Now suppose some loon comes up and says: “Have you found the real Asia?” It is all real as far as I can see. Though certainly a lot of it has been corrupted by the West. Neither Victorian Darjeeling nor the Kennedy-era Oberoi can be called ideal Asia. I remember Deki Lhalungpa laughing at the phony minarets in the Tag dining room at the Oberoi. Still, that’s Asia too.

2) On faith and doubt

Faith means doubt. Faith is not the suppression of doubt. It is the overcoming of doubt, and you overcome doubt by going through it. The man of faith who has never experienced doubt is not a man of faith.

3) On being a monk

Are monks and hippies and poets relevant? No, we are deliberately irrelevant. We live with an irrelevance which is proper to every human being. The marginal man accepts the basic irrelevance of the human condition, an irrelevance which is manifested above all by the fact of death. …The office of the monk or the marginal person, is to go beyond death even in this life, to go beyond the dichotomy of life and death and to be, therefore, a witness of life.

4) On beggars

But the routine of the beggars is heart-rending. The little girl who suddenly appeared at the window of my taxi, the utterly lovely smile with which she stretched out her hand, and then the extinguishing of the light when she drew it back empty.

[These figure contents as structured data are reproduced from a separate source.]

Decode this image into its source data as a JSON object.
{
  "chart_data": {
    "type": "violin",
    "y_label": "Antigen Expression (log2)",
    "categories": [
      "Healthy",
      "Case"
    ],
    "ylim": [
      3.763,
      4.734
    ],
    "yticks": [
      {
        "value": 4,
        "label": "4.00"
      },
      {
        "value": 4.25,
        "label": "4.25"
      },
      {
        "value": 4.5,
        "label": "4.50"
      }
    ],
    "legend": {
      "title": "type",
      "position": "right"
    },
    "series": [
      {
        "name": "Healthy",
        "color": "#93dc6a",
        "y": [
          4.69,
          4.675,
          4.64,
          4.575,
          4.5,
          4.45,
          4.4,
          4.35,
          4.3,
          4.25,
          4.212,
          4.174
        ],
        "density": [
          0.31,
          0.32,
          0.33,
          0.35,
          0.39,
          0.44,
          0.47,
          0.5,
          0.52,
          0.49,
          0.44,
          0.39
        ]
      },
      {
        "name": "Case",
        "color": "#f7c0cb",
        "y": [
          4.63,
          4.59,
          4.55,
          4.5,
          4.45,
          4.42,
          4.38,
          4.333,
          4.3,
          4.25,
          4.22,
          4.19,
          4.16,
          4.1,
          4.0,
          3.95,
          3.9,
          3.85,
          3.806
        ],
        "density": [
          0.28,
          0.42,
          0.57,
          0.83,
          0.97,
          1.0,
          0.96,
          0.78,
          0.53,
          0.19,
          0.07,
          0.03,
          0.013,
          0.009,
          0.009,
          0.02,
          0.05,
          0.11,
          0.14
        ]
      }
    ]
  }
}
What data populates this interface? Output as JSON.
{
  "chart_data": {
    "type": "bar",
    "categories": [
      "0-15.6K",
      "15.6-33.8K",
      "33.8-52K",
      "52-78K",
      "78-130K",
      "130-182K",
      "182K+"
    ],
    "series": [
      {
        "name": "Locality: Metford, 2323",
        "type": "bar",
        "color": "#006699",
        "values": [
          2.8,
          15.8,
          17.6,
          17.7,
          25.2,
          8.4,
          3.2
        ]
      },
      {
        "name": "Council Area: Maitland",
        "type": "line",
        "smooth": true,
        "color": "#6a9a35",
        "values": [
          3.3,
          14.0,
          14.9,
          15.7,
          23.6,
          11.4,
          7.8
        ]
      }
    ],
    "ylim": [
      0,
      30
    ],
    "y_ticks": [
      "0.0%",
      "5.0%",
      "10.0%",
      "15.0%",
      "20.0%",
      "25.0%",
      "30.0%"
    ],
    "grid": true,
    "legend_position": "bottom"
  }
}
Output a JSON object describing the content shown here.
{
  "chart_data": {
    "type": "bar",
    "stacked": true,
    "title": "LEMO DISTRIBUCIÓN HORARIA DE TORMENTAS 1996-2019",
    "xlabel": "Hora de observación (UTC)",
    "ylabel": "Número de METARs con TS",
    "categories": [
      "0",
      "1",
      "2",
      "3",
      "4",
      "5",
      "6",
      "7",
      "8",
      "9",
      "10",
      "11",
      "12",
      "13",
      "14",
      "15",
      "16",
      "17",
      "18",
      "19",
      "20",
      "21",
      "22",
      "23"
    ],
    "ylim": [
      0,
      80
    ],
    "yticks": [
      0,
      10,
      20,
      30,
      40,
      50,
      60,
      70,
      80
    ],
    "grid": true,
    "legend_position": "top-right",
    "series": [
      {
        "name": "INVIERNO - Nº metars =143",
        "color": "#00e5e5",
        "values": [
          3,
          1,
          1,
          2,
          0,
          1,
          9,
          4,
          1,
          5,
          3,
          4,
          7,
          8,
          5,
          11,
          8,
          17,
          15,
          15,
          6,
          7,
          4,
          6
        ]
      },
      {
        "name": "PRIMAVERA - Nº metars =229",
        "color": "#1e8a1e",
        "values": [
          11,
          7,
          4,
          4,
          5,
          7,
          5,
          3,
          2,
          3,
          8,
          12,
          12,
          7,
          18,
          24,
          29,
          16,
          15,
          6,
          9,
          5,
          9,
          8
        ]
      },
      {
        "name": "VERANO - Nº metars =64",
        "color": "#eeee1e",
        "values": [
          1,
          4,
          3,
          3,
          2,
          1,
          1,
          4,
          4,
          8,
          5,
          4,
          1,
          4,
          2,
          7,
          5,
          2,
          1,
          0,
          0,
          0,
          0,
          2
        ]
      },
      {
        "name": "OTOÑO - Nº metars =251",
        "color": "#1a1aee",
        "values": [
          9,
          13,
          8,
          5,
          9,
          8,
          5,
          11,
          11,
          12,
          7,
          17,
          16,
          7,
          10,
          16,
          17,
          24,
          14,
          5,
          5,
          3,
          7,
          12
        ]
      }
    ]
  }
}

I had no Indian money yet. She fell away from the taxi as if she were sinking in water and drowning and I wanted to die. I couldn’t get her out of my mind. Yet when you give money to one, a dozen half kill themselves running after your cab. This morning one little kid hung on to the door and ran whining beside the cab in the traffic while the driver turned around and made gestures as if to beat him away. Sure, there is a well-practiced routine, an art, a theater, but a starkly necessary art of dramatizing one’s despair and awful emptiness. There was the woman who followed me three blocks sweetly murmuring something like ‘Daddy, Daddy, I am very poor’ until I finally gave her a rupee. OK, a contest, too. But she is very poor. And I have come from the West, a rich Daddy.

5) On Calcutta

Calcutta has the lucidity of despair, of absolute confusion, of vitality hopeless to cope with itself. Yet undefeatable, expanding without and beyond reason but with nowhere to go. An infinite crowd of men and women camping everywhere as if waiting for someone to lead then in an ultimate exodus into reasonableness, into a world that works, yet knowing already beyond contradiction that in the end nothing really works. …that each self if the denial of the desires of all the others – and somehow a sign to others of some inscrutable hope… A sign in Calcutta: ‘Are you worried? Refresh yourself with cigars.’

6) On movies in India

People! People! People! Campfires in the streets and squares. Movie posters – those Asian movie posters with strange enormous faces of violent or demented Western gods, the enormous gunners, surrounded by impossible writings. They are a crass, cheap deification of the more obvious emotions: love, hate, desire, greed, revenge. Why not John Wayne with eight arms? …Or the Dance of Shiva with Sinatra?

7) On driving in Asia

The main rule of Asian driving seems to be: never use the brake, just lean on the horn. It is wildly exciting, especially in the Himalayas, where you whiz around corners at dizzy heights and speeds and meet these huge buses coming the other way painted to look like dragons. Usually the road is just about one lane wide anyway, but somehow one manages. I am still alive.

8) On luxury hotels

You Intercon–
Tinental Mam–
Moth Mother Kali con-
Crete Oberoi not yet
Stained with the gray green
Aftermoss of the monsoons
And a big clean pool
(Shacks out front and kids
In the red flowers and
Goats) a big clean pool I say
With one American
General Motors type
Doing a slow breast-
Stroke in the chlorinated
Indigo water where no
Slate-blue buffalo has ever
Got wet.
O thou merciful naked
Jumping millionaire
Rich in skeletons and buffets.

9) On nonconformity

And so I stand among you as one who offers a small message of hope, that first, there are always people who dare to seek on the margin of society, who are not dependent on social acceptance, not dependent on social routine, and prefer a kind of free-floating existence under a state of risk.